Ketua Komisi VII DPR-RI Kardaya Warnika mengatakan, pihaknya akan membicarakan masalah terkait kenaikan harga BBM yang telah ditetapkan pemerintah, namun tanpa melibatkan DPR.
"Besok, Senin jam 14.00 WIB dengan menterinya. Saya katakan, harusnya sebelum menaikkan koordinasi dulu dengan kita. Mereka nggak ngasih tahu. Mestinya mereka sebagai wakil pemerintah konsultasi paling tidak," kata Kardaya dalam diskusi Energi Kita di Restoran Bumbu Desa, Cikini, Jakarta, Minggu (29/3/2015).
SCROLL TO CONTINUE WITH CONTENT
"Ukurannya dari mana, sekarang rakyat dimana-mana menjerit. Wawan (Widhyawan Prawiraatmadja Staf Khusus Kementerian ESDM) memang alirannya aliran pasar, ini namanya neolib," katanya.
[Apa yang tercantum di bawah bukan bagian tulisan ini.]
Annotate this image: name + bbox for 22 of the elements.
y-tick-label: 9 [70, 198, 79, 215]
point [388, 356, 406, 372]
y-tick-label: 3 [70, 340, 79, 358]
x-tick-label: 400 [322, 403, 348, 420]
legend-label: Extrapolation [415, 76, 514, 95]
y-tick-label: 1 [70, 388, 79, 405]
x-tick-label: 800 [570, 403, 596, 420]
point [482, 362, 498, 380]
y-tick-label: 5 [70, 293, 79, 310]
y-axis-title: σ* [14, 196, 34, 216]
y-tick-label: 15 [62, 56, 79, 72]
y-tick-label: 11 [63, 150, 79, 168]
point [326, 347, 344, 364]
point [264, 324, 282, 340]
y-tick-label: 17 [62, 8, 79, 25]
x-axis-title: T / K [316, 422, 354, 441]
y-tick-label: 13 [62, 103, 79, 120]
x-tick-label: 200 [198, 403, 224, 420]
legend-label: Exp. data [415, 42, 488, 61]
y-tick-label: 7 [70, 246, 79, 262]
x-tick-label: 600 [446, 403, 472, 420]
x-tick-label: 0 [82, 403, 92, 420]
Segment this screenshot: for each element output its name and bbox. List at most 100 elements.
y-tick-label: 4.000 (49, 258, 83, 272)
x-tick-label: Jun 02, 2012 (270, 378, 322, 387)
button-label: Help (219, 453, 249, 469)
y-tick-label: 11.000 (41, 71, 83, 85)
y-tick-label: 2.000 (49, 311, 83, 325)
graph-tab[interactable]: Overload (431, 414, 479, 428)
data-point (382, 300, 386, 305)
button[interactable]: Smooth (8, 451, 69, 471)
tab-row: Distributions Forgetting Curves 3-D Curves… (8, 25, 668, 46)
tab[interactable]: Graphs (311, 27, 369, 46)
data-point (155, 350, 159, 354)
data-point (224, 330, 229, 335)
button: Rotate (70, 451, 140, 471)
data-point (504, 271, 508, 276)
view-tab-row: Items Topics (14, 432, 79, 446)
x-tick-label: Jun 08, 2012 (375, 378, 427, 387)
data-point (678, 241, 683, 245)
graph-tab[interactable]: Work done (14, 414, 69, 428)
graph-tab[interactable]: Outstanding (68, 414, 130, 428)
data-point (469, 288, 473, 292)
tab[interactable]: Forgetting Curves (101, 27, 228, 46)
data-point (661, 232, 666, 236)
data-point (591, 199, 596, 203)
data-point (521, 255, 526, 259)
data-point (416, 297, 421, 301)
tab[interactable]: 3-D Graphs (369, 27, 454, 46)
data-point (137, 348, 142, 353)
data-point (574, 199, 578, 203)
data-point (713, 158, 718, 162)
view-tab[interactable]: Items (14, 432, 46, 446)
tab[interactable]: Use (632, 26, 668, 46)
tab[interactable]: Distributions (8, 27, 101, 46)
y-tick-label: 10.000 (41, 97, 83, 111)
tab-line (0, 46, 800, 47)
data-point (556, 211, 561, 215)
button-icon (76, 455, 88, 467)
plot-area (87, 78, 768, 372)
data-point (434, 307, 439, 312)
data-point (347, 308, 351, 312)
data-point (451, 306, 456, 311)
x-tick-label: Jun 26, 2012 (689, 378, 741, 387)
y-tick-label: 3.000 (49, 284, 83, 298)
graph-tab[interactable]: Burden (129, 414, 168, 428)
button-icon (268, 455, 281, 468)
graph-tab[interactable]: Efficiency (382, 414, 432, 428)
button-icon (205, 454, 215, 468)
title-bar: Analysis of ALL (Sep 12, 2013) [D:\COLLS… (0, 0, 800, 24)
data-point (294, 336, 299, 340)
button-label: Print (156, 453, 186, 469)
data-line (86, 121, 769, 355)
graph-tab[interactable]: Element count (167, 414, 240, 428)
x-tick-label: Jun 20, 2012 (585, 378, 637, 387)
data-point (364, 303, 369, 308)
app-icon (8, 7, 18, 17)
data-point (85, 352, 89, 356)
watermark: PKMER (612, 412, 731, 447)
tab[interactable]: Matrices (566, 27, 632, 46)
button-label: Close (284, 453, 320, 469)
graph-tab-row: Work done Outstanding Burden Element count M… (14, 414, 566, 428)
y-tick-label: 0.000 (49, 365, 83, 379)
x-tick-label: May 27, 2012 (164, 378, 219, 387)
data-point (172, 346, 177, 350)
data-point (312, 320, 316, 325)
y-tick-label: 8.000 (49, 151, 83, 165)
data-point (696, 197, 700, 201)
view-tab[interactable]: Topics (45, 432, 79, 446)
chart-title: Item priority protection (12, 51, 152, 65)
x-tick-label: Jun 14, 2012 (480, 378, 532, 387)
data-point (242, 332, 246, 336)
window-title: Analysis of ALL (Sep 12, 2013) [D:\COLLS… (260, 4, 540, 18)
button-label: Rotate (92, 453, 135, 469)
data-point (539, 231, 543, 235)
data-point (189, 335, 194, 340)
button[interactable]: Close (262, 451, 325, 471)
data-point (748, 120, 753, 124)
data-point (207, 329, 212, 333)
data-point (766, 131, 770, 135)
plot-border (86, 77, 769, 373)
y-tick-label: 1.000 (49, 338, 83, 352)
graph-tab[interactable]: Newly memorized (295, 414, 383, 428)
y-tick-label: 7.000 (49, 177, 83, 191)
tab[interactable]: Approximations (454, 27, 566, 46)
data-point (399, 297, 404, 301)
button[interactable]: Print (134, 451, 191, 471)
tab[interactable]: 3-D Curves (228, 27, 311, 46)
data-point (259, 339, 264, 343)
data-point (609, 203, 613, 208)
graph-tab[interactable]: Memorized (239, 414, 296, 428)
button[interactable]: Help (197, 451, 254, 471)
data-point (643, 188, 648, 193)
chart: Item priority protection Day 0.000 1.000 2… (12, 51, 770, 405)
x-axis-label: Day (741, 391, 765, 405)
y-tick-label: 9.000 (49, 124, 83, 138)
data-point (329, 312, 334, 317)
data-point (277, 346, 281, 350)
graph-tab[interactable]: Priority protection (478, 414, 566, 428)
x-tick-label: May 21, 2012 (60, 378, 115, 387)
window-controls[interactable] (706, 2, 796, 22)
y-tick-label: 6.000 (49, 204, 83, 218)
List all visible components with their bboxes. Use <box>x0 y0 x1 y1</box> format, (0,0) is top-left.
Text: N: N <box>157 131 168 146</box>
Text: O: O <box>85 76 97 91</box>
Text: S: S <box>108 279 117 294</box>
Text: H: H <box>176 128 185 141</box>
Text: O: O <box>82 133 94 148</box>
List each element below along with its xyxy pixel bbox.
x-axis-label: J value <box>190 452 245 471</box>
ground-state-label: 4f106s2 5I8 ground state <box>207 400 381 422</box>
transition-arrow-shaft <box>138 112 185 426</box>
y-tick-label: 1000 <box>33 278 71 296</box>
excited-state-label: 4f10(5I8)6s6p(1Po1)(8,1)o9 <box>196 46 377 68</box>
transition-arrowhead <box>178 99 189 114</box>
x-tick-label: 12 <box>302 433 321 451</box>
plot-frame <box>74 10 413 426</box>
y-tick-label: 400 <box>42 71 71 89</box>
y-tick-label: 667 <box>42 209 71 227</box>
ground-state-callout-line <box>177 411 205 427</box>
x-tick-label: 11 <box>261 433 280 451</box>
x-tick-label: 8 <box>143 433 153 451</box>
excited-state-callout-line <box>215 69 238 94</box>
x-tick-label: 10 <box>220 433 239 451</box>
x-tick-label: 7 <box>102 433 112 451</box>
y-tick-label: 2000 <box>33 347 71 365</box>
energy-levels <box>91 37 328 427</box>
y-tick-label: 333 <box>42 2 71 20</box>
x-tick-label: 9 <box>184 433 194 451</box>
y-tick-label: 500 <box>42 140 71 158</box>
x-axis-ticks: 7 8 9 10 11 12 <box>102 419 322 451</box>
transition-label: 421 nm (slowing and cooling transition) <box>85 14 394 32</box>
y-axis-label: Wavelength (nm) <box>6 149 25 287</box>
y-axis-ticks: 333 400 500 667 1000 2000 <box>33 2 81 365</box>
Kardaya menyebutkan, setiap kebijakan yang dilakukan pemerintah harus mempertimbangkan kepentingan rakyat. "Dalam kebijakan mengenai energi khususnya BBM, pertimbangkan kepentingan rakyat, pertimbangkan kemauan rakyat," katanya.
Di tempat yang sama, Direktur Eksekutif Reforminer Institute Komaidi Notonegoro menambahkan, harga keekonomian BBM premium sebesar Rp 8.200- Rp 8.500 per liter. Dengan kenaikan harga BBM saat ini menjadi Rp 7.400 per liter masih jauh dari harga keekonomian.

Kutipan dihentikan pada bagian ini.